Beberapa saat kemudian, Linley dan dua orang lainnya akhirnya menyelesaikan perkiraan inventaris kasar dari semua cincin antarruang. Tetapi tentu saja, mereka tidak memeriksa beberapa mainan lainnya dengan cermat. Kelompok Linley hanya melakukan perhitungan umum untuk batu tinta, azurit, percikan ilahi, dan barang-barang lainnya yang lebih mudah dihitung.
“Kita memiliki total nilai sekitar 120 juta batu tinta! Tapi tentu saja, itu belum termasuk empat percikan Dewa Tertinggi yang kita miliki,” kata Linley.
Keempat percikan Dewa Tertinggi itu berasal dari benua Yulan, milik penjaga berjubah hitam, dan dua dari cincin antarruang.
“Delia.” Linley menatap Delia. “Awalnya aku ingin membelikanmu percikan Dewa Tinggi tipe angin, tapi aku tidak menyangka kita akan mendapatkannya untuk diri kita sendiri. Sebaiknya kau cepat-cepat menggabungkan yang ini.” Linley langsung memberikan percikan Dewa Tinggi tipe angin itu kepada Delia.
Karena Delia telah memulai jalan untuk menyatu dengan percikan ilahi, Linley tentu akan membiarkannya mencapai tingkat Dewa Tertinggi sesegera mungkin.
Adapun Linley dan Bebe, mereka mengandalkan perolehan wawasan, yang bukanlah sesuatu yang bisa dicapai dalam sehari.
“Baiklah.” Delia mengangguk sedikit.
Bebe yang berada di dekatnya membolak-balik beberapa barang yang sebelumnya tidak ia perhatikan dengan saksama.
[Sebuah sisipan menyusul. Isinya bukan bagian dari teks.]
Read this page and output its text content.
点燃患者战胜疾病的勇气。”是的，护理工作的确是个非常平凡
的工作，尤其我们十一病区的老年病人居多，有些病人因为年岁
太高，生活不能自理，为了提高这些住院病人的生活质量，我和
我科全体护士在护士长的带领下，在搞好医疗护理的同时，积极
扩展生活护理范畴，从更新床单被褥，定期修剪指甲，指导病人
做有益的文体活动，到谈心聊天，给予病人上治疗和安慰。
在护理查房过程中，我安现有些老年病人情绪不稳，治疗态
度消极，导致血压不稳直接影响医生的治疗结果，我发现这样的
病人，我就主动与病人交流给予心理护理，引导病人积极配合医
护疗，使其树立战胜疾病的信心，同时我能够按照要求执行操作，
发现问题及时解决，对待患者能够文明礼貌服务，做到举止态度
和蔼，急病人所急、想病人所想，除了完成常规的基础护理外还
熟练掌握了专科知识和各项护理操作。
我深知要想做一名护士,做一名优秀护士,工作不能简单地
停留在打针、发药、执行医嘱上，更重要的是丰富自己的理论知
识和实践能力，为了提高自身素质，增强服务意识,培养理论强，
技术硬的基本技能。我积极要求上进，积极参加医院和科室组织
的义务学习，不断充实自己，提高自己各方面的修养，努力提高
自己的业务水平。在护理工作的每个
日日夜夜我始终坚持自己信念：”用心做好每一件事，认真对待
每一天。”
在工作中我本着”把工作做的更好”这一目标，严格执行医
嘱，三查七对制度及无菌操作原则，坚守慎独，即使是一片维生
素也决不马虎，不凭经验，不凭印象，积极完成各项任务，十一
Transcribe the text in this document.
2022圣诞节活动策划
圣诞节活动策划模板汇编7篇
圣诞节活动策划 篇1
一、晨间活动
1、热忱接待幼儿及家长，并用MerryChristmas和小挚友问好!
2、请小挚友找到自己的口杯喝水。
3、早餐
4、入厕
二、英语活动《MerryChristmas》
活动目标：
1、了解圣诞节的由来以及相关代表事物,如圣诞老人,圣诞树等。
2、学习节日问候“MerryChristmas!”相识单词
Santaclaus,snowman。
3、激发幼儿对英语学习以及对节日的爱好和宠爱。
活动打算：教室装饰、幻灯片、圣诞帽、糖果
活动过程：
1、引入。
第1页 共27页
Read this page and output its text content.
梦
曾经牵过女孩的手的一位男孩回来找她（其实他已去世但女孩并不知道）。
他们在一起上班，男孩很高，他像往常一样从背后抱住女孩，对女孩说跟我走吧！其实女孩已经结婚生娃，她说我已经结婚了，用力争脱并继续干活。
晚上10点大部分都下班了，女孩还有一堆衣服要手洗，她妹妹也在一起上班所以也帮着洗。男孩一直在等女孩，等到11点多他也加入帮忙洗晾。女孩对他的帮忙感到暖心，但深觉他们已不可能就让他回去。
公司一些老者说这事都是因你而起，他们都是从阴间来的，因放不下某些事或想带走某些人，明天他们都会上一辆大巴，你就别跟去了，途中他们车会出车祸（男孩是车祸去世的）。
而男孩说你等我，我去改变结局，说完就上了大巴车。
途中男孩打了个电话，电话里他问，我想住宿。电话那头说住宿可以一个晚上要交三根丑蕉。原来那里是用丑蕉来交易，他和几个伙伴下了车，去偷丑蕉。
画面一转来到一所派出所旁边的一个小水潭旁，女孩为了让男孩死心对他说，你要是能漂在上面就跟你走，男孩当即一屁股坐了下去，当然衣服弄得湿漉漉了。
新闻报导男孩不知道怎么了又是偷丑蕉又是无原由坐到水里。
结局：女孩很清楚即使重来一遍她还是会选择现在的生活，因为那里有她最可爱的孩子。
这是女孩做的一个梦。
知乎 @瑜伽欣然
Lagipula, saat melakukan inventarisasi, mereka tidak memeriksa semuanya dengan teliti. Misalnya… Linley dan dua orang lainnya tidak memeriksa buku-buku itu dengan saksama.
“Bos, lihat ini apa.” Bebe tiba-tiba terkejut dan senang.
Bingung, Linley menoleh. Ia melihat Bebe memegang sebuah buku tebal di tangannya, dan di sampul buku itu tertulis, ‘Ringkasan Singkat Misteri Mendalam Tujuh Hukum Elemen’.